2. Investigating a historical event

As well as using oral histories to find out about life in the past, you can use written records with your pupils.

In this section, we look at how different sets of records can help pupils build up their understanding of the past. In Activity 2 and the Key Activity, pupils explore written records of past events and conduct oral interviews with community members. How you organise and gather resources together is part of your role and advice is given on how you might do this.

Case Study 2: Using written records to explore past events

Mr Kaguri is a teacher of a Primary 6 class in Kanungu district, Uganda. The anniversary of Ugandan independence is coming up and he wants his pupils to think about the events that led up to it and some of the things that it led to.

He sends his class to the library where they read up on the events. A daily newspaper, The Monitor, has just published supplements about the granting of independence on 9 October 1962. Mr Kaguri reads from these to his pupils to stimulate their interest. These articles contain profiles of the lives of some of the people who were involved. He divides his class into groups and asks each group to take one of these people and to research and then write a profile of that person on a poster, for display in the school hall. The poster must include how they were involved and what has happened to them since.

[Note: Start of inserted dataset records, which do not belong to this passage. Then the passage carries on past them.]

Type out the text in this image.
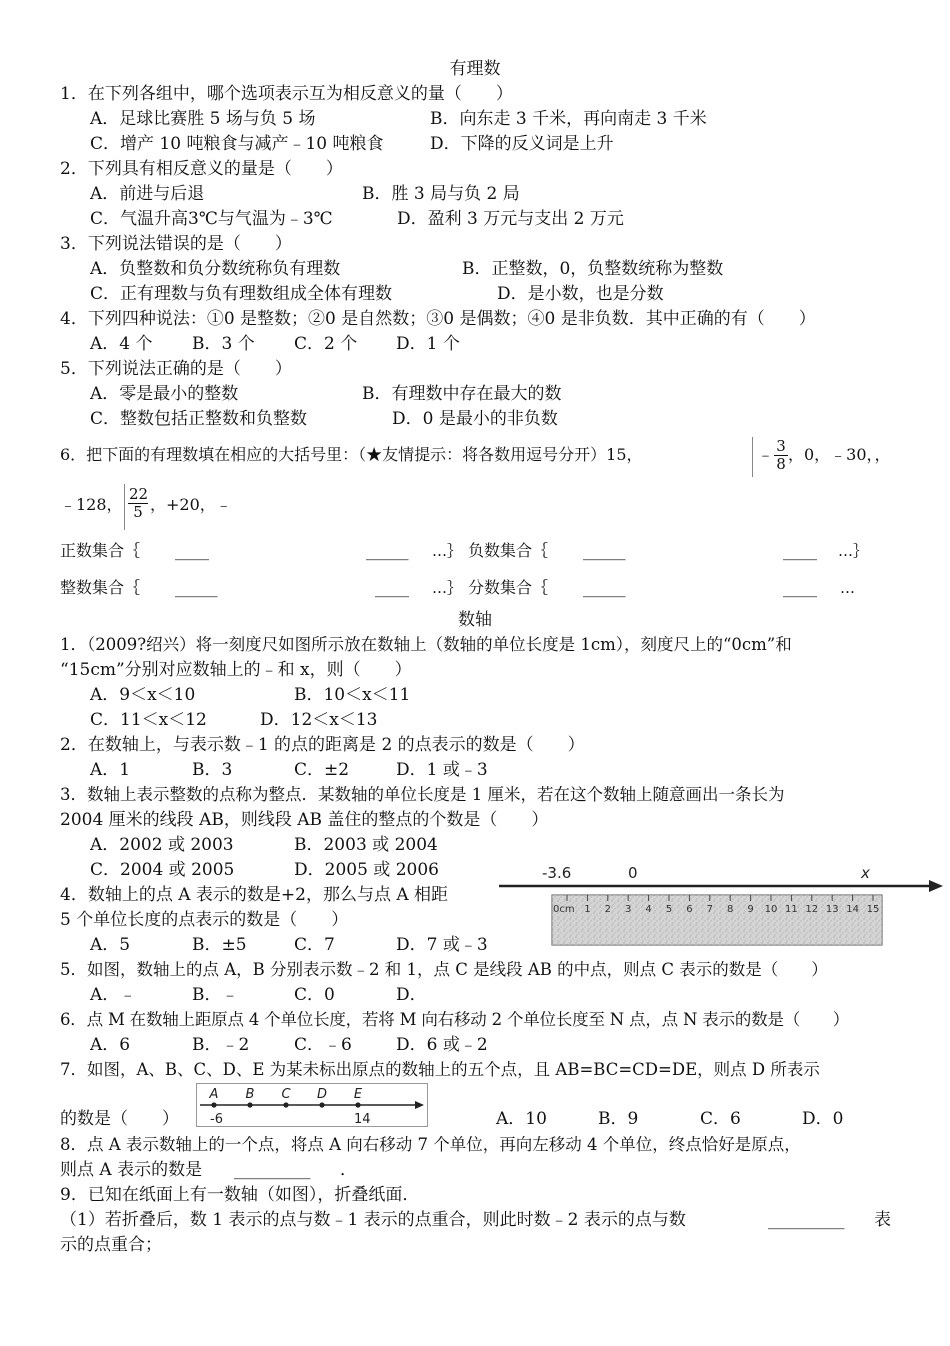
有理数
1．在下列各组中，哪个选项表示互为相反意义的量（　　）
A．足球比赛胜 5 场与负 5 场	B．向东走 3 千米，再向南走 3 千米
C．增产 10 吨粮食与减产﹣10 吨粮食	D．下降的反义词是上升
2．下列具有相反意义的量是（　　）
A．前进与后退	B．胜 3 局与负 2 局
C．气温升高3℃与气温为﹣3℃	D．盈利 3 万元与支出 2 万元
3．下列说法错误的是（　　）
A．负整数和负分数统称负有理数	B．正整数，0，负整数统称为整数
C．正有理数与负有理数组成全体有理数	D．是小数，也是分数
4．下列四种说法：①0 是整数；②0 是自然数；③0 是偶数；④0 是非负数．其中正确的有（　　）
A．4 个 B．3 个 C．2 个 D．1 个
5．下列说法正确的是（　　）
A．零是最小的整数	B．有理数中存在最大的数
C．整数包括正整数和负整数	D．0 是最小的非负数
6．把下面的有理数填在相应的大括号里：（★友情提示：将各数用逗号分开）15，	﹣ $\frac{3}{8}$ ，0，﹣30，，
﹣128， $\frac{22}{5}$ ，+20，﹣
正数集合｛ ____	_____ …｝ 负数集合｛ _____	____ …｝
整数集合｛ _____	____ …｝ 分数集合｛ _____	____ …
数轴
1．（2009?绍兴）将一刻度尺如图所示放在数轴上（数轴的单位长度是 1cm），刻度尺上的“0cm”和
“15cm”分别对应数轴上的﹣和 x，则（　　）
A．9＜x＜10	B．10＜x＜11
C．11＜x＜12	D．12＜x＜13
2．在数轴上，与表示数﹣1 的点的距离是 2 的点表示的数是（　　）
A．1	B．3	C．±2	D．1 或﹣3
3．数轴上表示整数的点称为整点．某数轴的单位长度是 1 厘米，若在这个数轴上随意画出一条长为
2004 厘米的线段 AB，则线段 AB 盖住的整点的个数是（　　）
A．2002 或 2003	B．2003 或 2004
C．2004 或 2005	D．2005 或 2006	-3.6	0	x
0cm 1 2 3 4 5 6 7 8 9 10 11 12 13 14 15
4．数轴上的点 A 表示的数是+2，那么与点 A 相距
5 个单位长度的点表示的数是（　　）
A．5	B．±5	C．7	D．7 或﹣3
5．如图，数轴上的点 A，B 分别表示数﹣2 和 1，点 C 是线段 AB 的中点，则点 C 表示的数是（　　）
A．﹣	B．﹣	C．0	D．
6．点 M 在数轴上距原点 4 个单位长度，若将 M 向右移动 2 个单位长度至 N 点，点 N 表示的数是（　　）
A．6	B．﹣2	C．﹣6	D．6 或﹣2
7．如图，A、B、C、D、E 为某未标出原点的数轴上的五个点，且 AB=BC=CD=DE，则点 D 所表示
A B C D E
-6	14
的数是（　　）	A．10	B．9	C．6	D．0
8．点 A 表示数轴上的一个点，将点 A 向右移动 7 个单位，再向左移动 4 个单位，终点恰好是原点，
则点 A 表示的数是 _________ ．
9．已知在纸面上有一数轴（如图），折叠纸面．
（1）若折叠后，数 1 表示的点与数﹣1 表示的点重合，则此时数﹣2 表示的点与数	_________ 表
示的点重合；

Mr Kaguri’s pupils then plan to present their findings to the whole school. Their posters are displayed around the hall and some of the pupils speak at the assembly.

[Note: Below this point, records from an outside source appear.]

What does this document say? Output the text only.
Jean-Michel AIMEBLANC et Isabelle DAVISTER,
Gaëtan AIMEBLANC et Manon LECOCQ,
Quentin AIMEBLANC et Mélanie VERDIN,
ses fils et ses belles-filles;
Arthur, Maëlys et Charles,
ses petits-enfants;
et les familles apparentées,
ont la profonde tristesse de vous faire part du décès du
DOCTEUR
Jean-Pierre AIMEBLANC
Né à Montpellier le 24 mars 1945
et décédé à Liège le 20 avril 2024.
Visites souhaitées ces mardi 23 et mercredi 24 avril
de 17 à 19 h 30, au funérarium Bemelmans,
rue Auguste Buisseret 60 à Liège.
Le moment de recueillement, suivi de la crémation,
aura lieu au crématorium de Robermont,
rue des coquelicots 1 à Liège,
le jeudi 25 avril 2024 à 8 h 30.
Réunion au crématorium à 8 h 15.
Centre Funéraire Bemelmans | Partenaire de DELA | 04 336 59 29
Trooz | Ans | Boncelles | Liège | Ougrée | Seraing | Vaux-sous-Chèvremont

Resource 3: Ugandan independence gives some background information.

Activity 2: Researching an important date in history

This activity is built on a visit to a museum, in this case the Uganda Museum, Kampala, but you could use a more local site or contact the education officer at the UgandaMuseum as there may be materials available to schools where museum visits are not possible. (If it is not possible for you to visit a museum, you could also collect together some newspaper articles, pictures and books to help your pupils find out for themselves about an event.)

Decide on a particular historical event that you wish your pupils to investigate during the visit to the museum (or in class if you have the resources), e.g. Resource 4: The exile of Ugandan Asians – a news report in 1972. It is important that you focus the attention of your pupils on a particular event, especially if they are visiting a museum covering many years of the past.

  • Divide the class into groups, giving each a different issue or aspect of the historical event to focus upon.
  • Discuss what kinds of questions they might need to find the answers to as they read and look at the exhibitions (if at museum) or materials (if in school).

Back in class, ask the pupils in their groups to write up their findings on large posters. Display these in the classroom or school hall for all to see.